We can use has many this way:

    <?php
        User::hasMany("tickets");
        $user = User::find(1);
        foreach($user->tickets as $ticket)
            echo "ticket number ".$ticket->id."\n";
    ?>

The user model will search the user who satisfies the condition (with find(1)), return it to the $user variable, where we can ask for the tickets collection.

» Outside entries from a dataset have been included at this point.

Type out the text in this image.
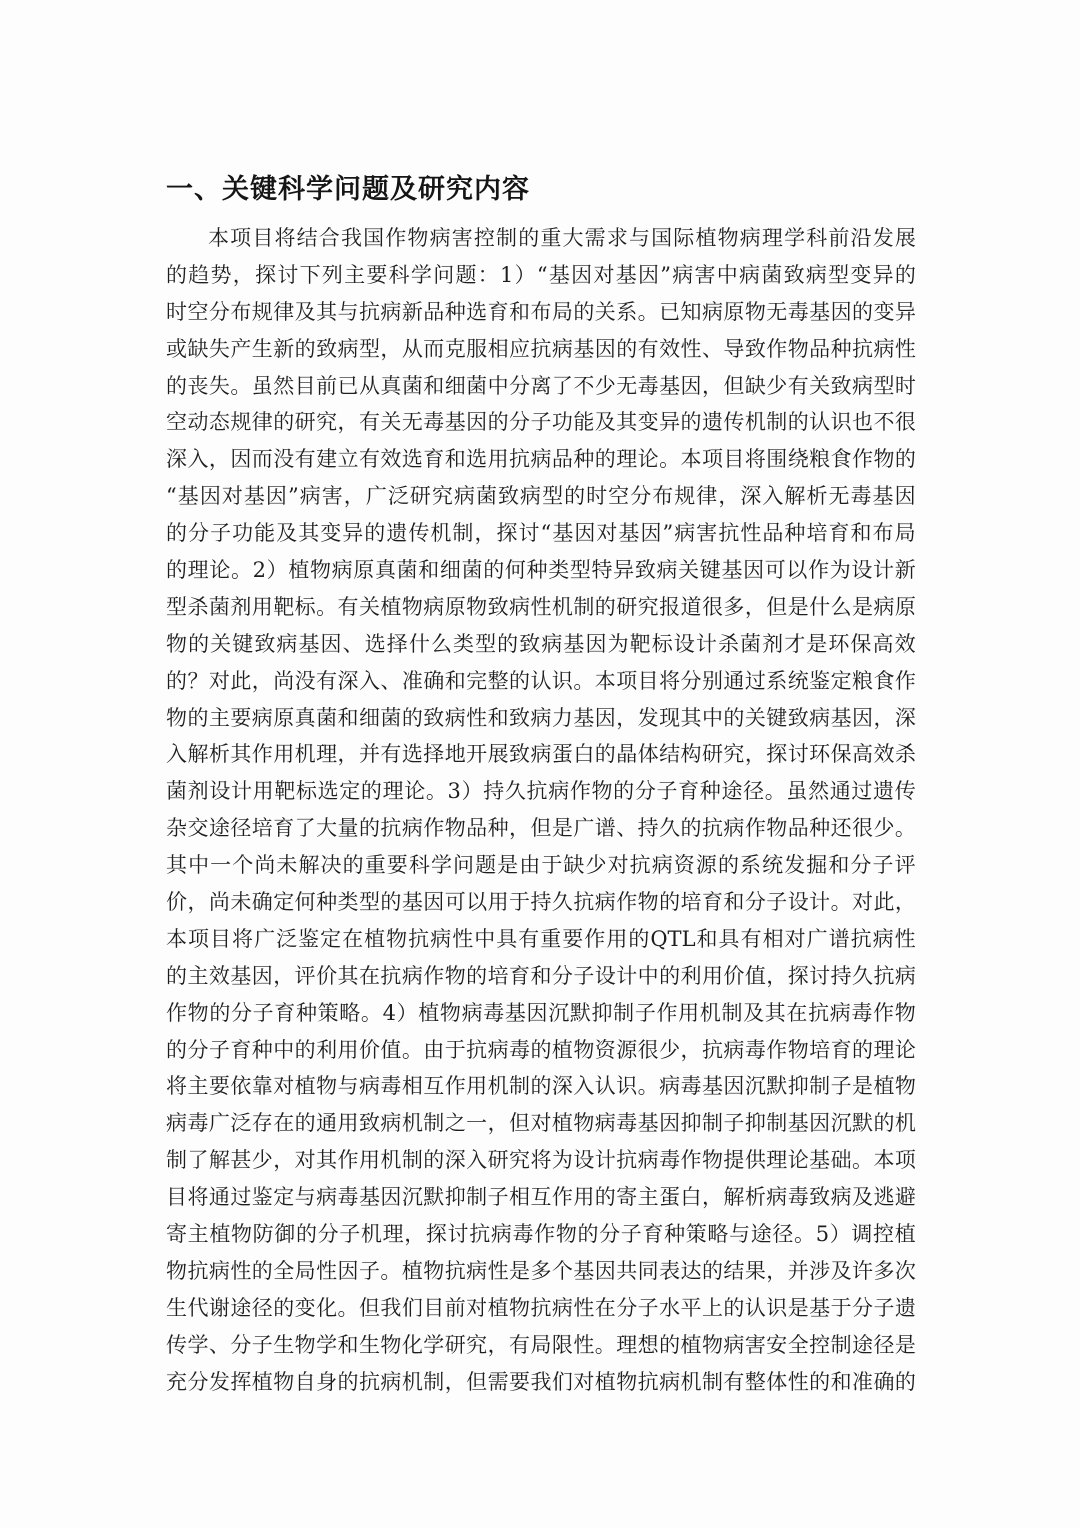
一、关键科学问题及研究内容
本 项 目 将 结 合 我 国 作 物 病 害 控 制 的 重 大 需 求 与 国 际 植 物 病 理 学 科 前 沿 发 展
的 趋 势 ， 探 讨 下 列 主 要 科 学 问 题 ： 1 ） “ 基 因 对 基 因 ” 病 害 中 病 菌 致 病 型 变 异 的
时 空 分 布 规 律 及 其 与 抗 病 新 品 种 选 育 和 布 局 的 关 系 。 已 知 病 原 物 无 毒 基 因 的 变 异
或 缺 失 产 生 新 的 致 病 型 ， 从 而 克 服 相 应 抗 病 基 因 的 有 效 性 、 导 致 作 物 品 种 抗 病 性
的 丧 失 。 虽 然 目 前 已 从 真 菌 和 细 菌 中 分 离 了 不 少 无 毒 基 因 ， 但 缺 少 有 关 致 病 型 时
空 动 态 规 律 的 研 究 ， 有 关 无 毒 基 因 的 分 子 功 能 及 其 变 异 的 遗 传 机 制 的 认 识 也 不 很
深 入 ， 因 而 没 有 建 立 有 效 选 育 和 选 用 抗 病 品 种 的 理 论 。 本 项 目 将 围 绕 粮 食 作 物 的
“ 基 因 对 基 因 ” 病 害 ， 广 泛 研 究 病 菌 致 病 型 的 时 空 分 布 规 律 ， 深 入 解 析 无 毒 基 因
的 分 子 功 能 及 其 变 异 的 遗 传 机 制 ， 探 讨 “ 基 因 对 基 因 ” 病 害 抗 性 品 种 培 育 和 布 局
的 理 论 。 2 ） 植 物 病 原 真 菌 和 细 菌 的 何 种 类 型 特 异 致 病 关 键 基 因 可 以 作 为 设 计 新
型 杀 菌 剂 用 靶 标 。 有 关 植 物 病 原 物 致 病 性 机 制 的 研 究 报 道 很 多 ， 但 是 什 么 是 病 原
物 的 关 键 致 病 基 因 、 选 择 什 么 类 型 的 致 病 基 因 为 靶 标 设 计 杀 菌 剂 才 是 环 保 高 效
的 ？ 对 此 ， 尚 没 有 深 入 、 准 确 和 完 整 的 认 识 。 本 项 目 将 分 别 通 过 系 统 鉴 定 粮 食 作
物 的 主 要 病 原 真 菌 和 细 菌 的 致 病 性 和 致 病 力 基 因 ， 发 现 其 中 的 关 键 致 病 基 因 ， 深
入 解 析 其 作 用 机 理 ， 并 有 选 择 地 开 展 致 病 蛋 白 的 晶 体 结 构 研 究 ， 探 讨 环 保 高 效 杀
菌 剂 设 计 用 靶 标 选 定 的 理 论 。 3 ） 持 久 抗 病 作 物 的 分 子 育 种 途 径 。 虽 然 通 过 遗 传
杂 交 途 径 培 育 了 大 量 的 抗 病 作 物 品 种 ， 但 是 广 谱 、 持 久 的 抗 病 作 物 品 种 还 很 少 。
其 中 一 个 尚 未 解 决 的 重 要 科 学 问 题 是 由 于 缺 少 对 抗 病 资 源 的 系 统 发 掘 和 分 子 评
价 ， 尚 未 确 定 何 种 类 型 的 基 因 可 以 用 于 持 久 抗 病 作 物 的 培 育 和 分 子 设 计 。 对 此 ，
本 项 目 将 广 泛 鉴 定 在 植 物 抗 病 性 中 具 有 重 要 作 用 的 QTL 和 具 有 相 对 广 谱 抗 病 性
的 主 效 基 因 ， 评 价 其 在 抗 病 作 物 的 培 育 和 分 子 设 计 中 的 利 用 价 值 ， 探 讨 持 久 抗 病
作 物 的 分 子 育 种 策 略 。 4 ） 植 物 病 毒 基 因 沉 默 抑 制 子 作 用 机 制 及 其 在 抗 病 毒 作 物
的 分 子 育 种 中 的 利 用 价 值 。 由 于 抗 病 毒 的 植 物 资 源 很 少 ， 抗 病 毒 作 物 培 育 的 理 论
将 主 要 依 靠 对 植 物 与 病 毒 相 互 作 用 机 制 的 深 入 认 识 。 病 毒 基 因 沉 默 抑 制 子 是 植 物
病 毒 广 泛 存 在 的 通 用 致 病 机 制 之 一 ， 但 对 植 物 病 毒 基 因 抑 制 子 抑 制 基 因 沉 默 的 机
制 了 解 甚 少 ， 对 其 作 用 机 制 的 深 入 研 究 将 为 设 计 抗 病 毒 作 物 提 供 理 论 基 础 。 本 项
目 将 通 过 鉴 定 与 病 毒 基 因 沉 默 抑 制 子 相 互 作 用 的 寄 主 蛋 白 ， 解 析 病 毒 致 病 及 逃 避
寄 主 植 物 防 御 的 分 子 机 理 ， 探 讨 抗 病 毒 作 物 的 分 子 育 种 策 略 与 途 径 。 5 ） 调 控 植
物 抗 病 性 的 全 局 性 因 子 。 植 物 抗 病 性 是 多 个 基 因 共 同 表 达 的 结 果 ， 并 涉 及 许 多 次
生 代 谢 途 径 的 变 化 。 但 我 们 目 前 对 植 物 抗 病 性 在 分 子 水 平 上 的 认 识 是 基 于 分 子 遗
传 学 、 分 子 生 物 学 和 生 物 化 学 研 究 ， 有 局 限 性 。 理 想 的 植 物 病 害 安 全 控 制 途 径 是
充 分 发 挥 植 物 自 身 的 抗 病 机 制 ， 但 需 要 我 们 对 植 物 抗 病 机 制 有 整 体 性 的 和 准 确 的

The User model search for a class with the same name as the relation (tickets), remove the final "s" to get the class name (if needed, we can use pluralization through inflections, please check the models page) and capitalize it. If we want to specify the correct class name, we can use:

    <?php
        User::hasMany("tickets",array("class_name"=>"Ticket"));
    ?>

To load results from Ticket, is searched on the tickets table for an attribute with the name of the current class (User), using lower case (if ignoring case), with _id appended on the end, on this case, user_id, and loaded all the tickets with the current User primary key value, on this case, id.

Belongs to

We can use belongsTo this way:

    <?php
        Ticket::belongsTo("user");
        $ticket = Ticket::first();
        $user   = $ticket->user;
        echo $user->name;
    ?>

The same rules as hasMany are working, for class "pluralization" (you know what I mean). On the case above, Ticket will search for the current user_id attribute on the id attribute on table users.

Has one

We can use hasOne this way:

    <?php
        User::hasOne("account");
        echo $user->account->number;
    ?>

The default behaviour is the Account table having a user_id attribute.